Sebaliknya, putrinya memiliki banyak teman di sekolah; pola pikir anak-anak cenderung jauh lebih sederhana.
 
Orang dewasa selalu rumit, dan terutama jika menyangkut kelompok perempuan.
 
“Donna, abaikan mereka,” kata gadis gemuk berbintik-bintik itu, “Ayo pulang. Putrimu pasti sedang menunggumu.”
 
Mendengar kata-katanya, Donna mempercepat gerakannya. Memang, putrinya, Nene, pasti sudah selesai kelas dan berada di rumah sekarang.
 
Keduanya keluar dari pabrik dengan asap tebal mengepul dari cerobongnya. Gadis gemuk itu meregangkan tubuhnya dengan malas, sambil berkomentar, ” *Ahhh. *Akhirnya pekerjaan selesai. Saatnya pulang dan makan sesuatu yang enak.”
 
Senyum berseri-seri muncul di wajah Donna saat ia menatap punggung lebar gadis itu. Ia tidak sepenuhnya sendirian di sini; ia punya teman. Wanita muda di depannya, Jasmine, adalah teman yang bisa diajak bicara.
 
Meskipun mereka memiliki perbedaan usia dan kepribadian, keduanya telah menjadi sahabat yang tak terpisahkan. Mungkin, persahabatan mereka diperkuat oleh anggapan bahwa mereka sendiri tidak menarik—yang satu tua, yang lainnya gemuk.
 
Saat mereka berjalan menyusuri jalan menuju rumah mereka, sekelompok petugas polisi berseragam hitam melesat melewati mereka, mengejutkan keduanya.
 
“Apa yang terjadi?

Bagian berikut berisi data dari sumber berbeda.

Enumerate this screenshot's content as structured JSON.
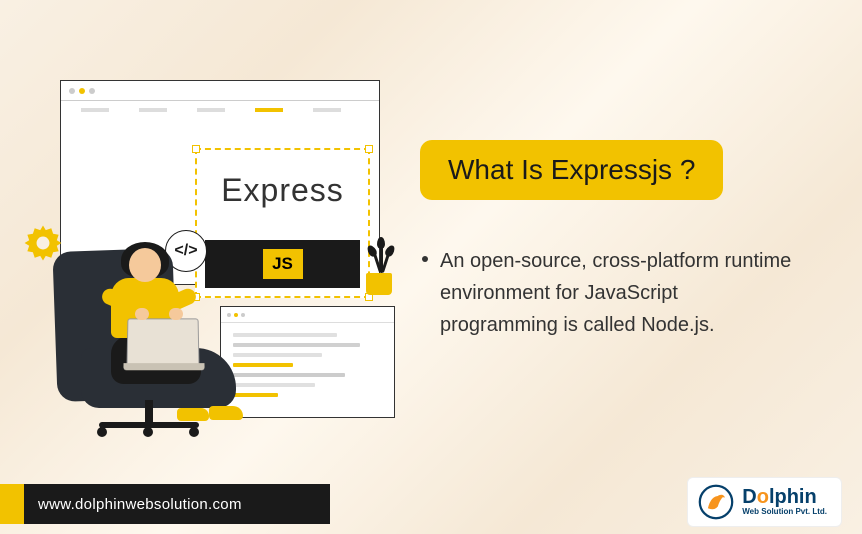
{
  "illustration": {
    "express_label": "Express",
    "js_badge": "JS",
    "code_bracket": "</>"
  },
  "content": {
    "heading": "What Is Expressjs ?",
    "bullet_text": "An open-source, cross-platform runtime environment for JavaScript programming is called Node.js."
  },
  "footer": {
    "url": "www.dolphinwebsolution.com",
    "logo_prefix": "D",
    "logo_o": "o",
    "logo_suffix": "lphin",
    "logo_tagline": "Web Solution Pvt. Ltd."
  },
  "colors": {
    "accent": "#f2c200",
    "dark": "#1a1a1a",
    "brand_blue": "#06406b",
    "brand_orange": "#f7941d"
  }
}
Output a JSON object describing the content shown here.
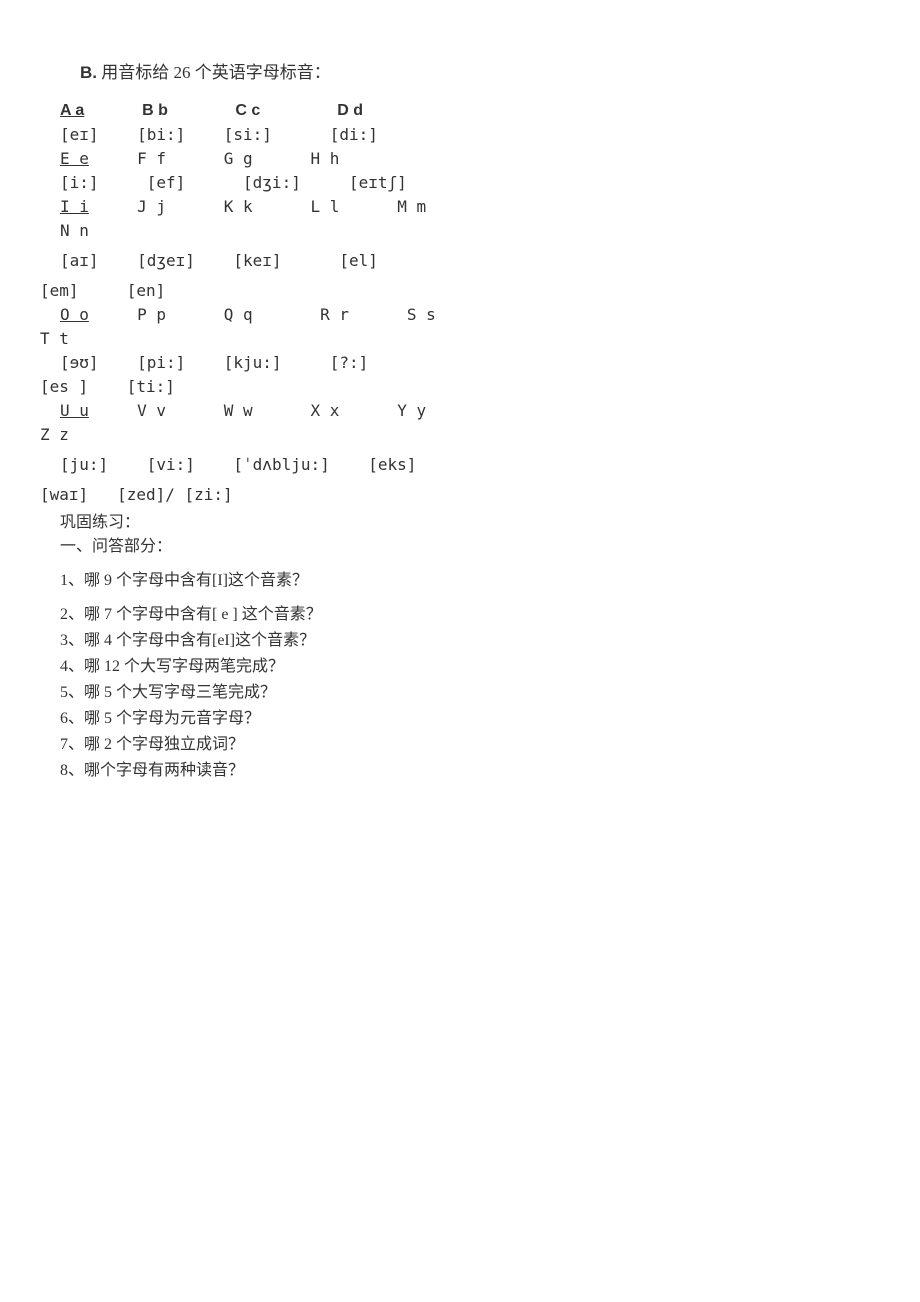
{
  "sectionB": {
    "label": "B.",
    "title": "用音标给 26 个英语字母标音："
  },
  "row1": {
    "Aa": "A a",
    "Bb": "B b",
    "Cc": "C c",
    "Dd": "D d"
  },
  "row2": {
    "Aa_ipa": "[eɪ]",
    "Bb_ipa": "[bi:]",
    "Cc_ipa": "[si:]",
    "Dd_ipa": "[di:]"
  },
  "row3": {
    "Ee": "E e",
    "Ff": "F f",
    "Gg": "G g",
    "Hh": "H h"
  },
  "row4": {
    "Ee_ipa": "[i:]",
    "Ff_ipa": "[ef]",
    "Gg_ipa": "[dʒi:]",
    "Hh_ipa": "[eɪtʃ]"
  },
  "row5": {
    "Ii": "I i",
    "Jj": "J j",
    "Kk": "K k",
    "Ll": "L l",
    "Mm": "M m"
  },
  "row6": {
    "Nn": "N n"
  },
  "row7": {
    "Ii_ipa": "[aɪ]",
    "Jj_ipa": "[dʒeɪ]",
    "Kk_ipa": "[keɪ]",
    "Ll_ipa": "[el]"
  },
  "row8": {
    "Mm_ipa": "[em]",
    "Nn_ipa": "[en]"
  },
  "row9": {
    "Oo": "O o",
    "Pp": "P p",
    "Qq": "Q q",
    "Rr": "R r",
    "Ss": "S s"
  },
  "row10": {
    "Tt": "T t"
  },
  "row11": {
    "Oo_ipa": "[ɘʊ]",
    "Pp_ipa": "[pi:]",
    "Qq_ipa": "[kju:]",
    "Rr_ipa": "[?:]"
  },
  "row12": {
    "Ss_ipa": "[es ]",
    "Tt_ipa": "[ti:]"
  },
  "row13": {
    "Uu": "U u",
    "Vv": "V v",
    "Ww": "W w",
    "Xx": "X x",
    "Yy": "Y y"
  },
  "row14": {
    "Zz": "Z z"
  },
  "row15": {
    "Uu_ipa": "[ju:]",
    "Vv_ipa": "[vi:]",
    "Ww_ipa": "[ˈdʌblju:]",
    "Xx_ipa": "[eks]"
  },
  "row16": {
    "Yy_ipa": "[waɪ]",
    "Zz_ipa": "[zed]/ [zi:]"
  },
  "practice": {
    "title": "巩固练习：",
    "sub": "一、问答部分：",
    "q1": "1、哪 9 个字母中含有[I]这个音素？",
    "q2": "2、哪 7 个字母中含有[ e ] 这个音素？",
    "q3": "3、哪 4 个字母中含有[eI]这个音素？",
    "q4": "4、哪 12 个大写字母两笔完成？",
    "q5": "5、哪 5 个大写字母三笔完成？",
    "q6": "6、哪 5 个字母为元音字母？",
    "q7": "7、哪 2 个字母独立成词？",
    "q8": "8、哪个字母有两种读音？"
  }
}
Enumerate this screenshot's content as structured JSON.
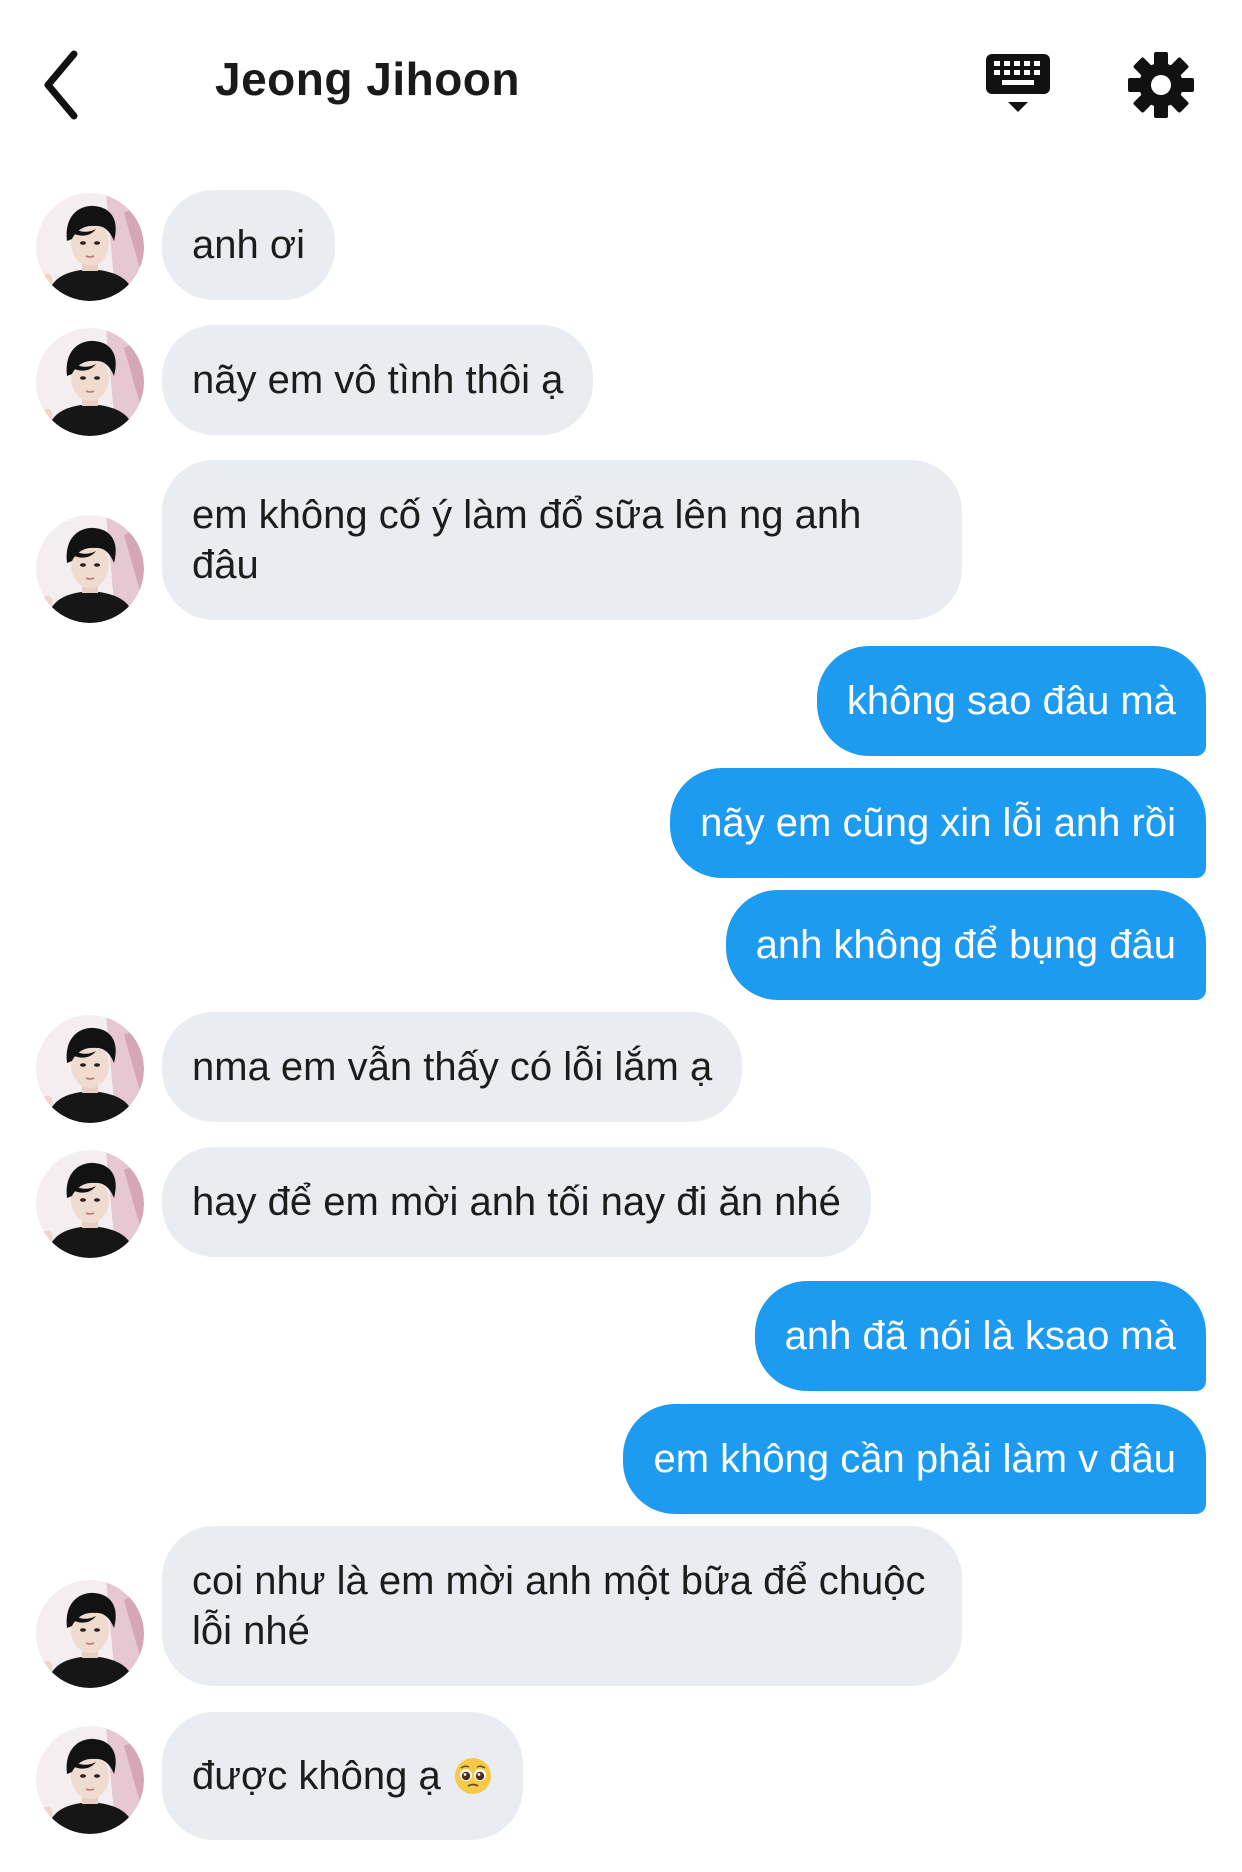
{
  "header": {
    "title": "Jeong Jihoon",
    "back_icon": "chevron-left-icon",
    "keyboard_icon": "keyboard-icon",
    "settings_icon": "gear-icon"
  },
  "colors": {
    "incoming_bubble": "#e9ecf0",
    "outgoing_bubble": "#1d9bf0",
    "outgoing_text": "#ffffff"
  },
  "messages": [
    {
      "direction": "incoming",
      "text": "anh ơi"
    },
    {
      "direction": "incoming",
      "text": "nãy em vô tình thôi ạ"
    },
    {
      "direction": "incoming",
      "text": "em không cố ý làm đổ sữa lên ng anh đâu"
    },
    {
      "direction": "outgoing",
      "text": "không sao đâu mà"
    },
    {
      "direction": "outgoing",
      "text": "nãy em cũng xin lỗi anh rồi"
    },
    {
      "direction": "outgoing",
      "text": "anh không để bụng đâu"
    },
    {
      "direction": "incoming",
      "text": "nma em vẫn thấy có lỗi lắm ạ"
    },
    {
      "direction": "incoming",
      "text": "hay để em mời anh tối nay đi ăn nhé"
    },
    {
      "direction": "outgoing",
      "text": "anh đã nói là ksao mà"
    },
    {
      "direction": "outgoing",
      "text": "em không cần phải làm v đâu"
    },
    {
      "direction": "incoming",
      "text": "coi như là em mời anh một bữa để chuộc lỗi nhé"
    },
    {
      "direction": "incoming",
      "text": "được không ạ",
      "emoji": "pleading-face-emoji"
    }
  ]
}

Apakah mereka memburu mata-mata dari Persekutuan Fhtagn lagi?” tanya Jasmine dengan terkejut, sambil menutupi dagunya yang berlipat dengan kedua tangannya.
 
Begitu kata-katanya terucap, semburan kabut merah meledak di langit yang jauh. Sebuah emosi yang meresahkan muncul dalam diri mereka; mereka tahu betul apa artinya ini.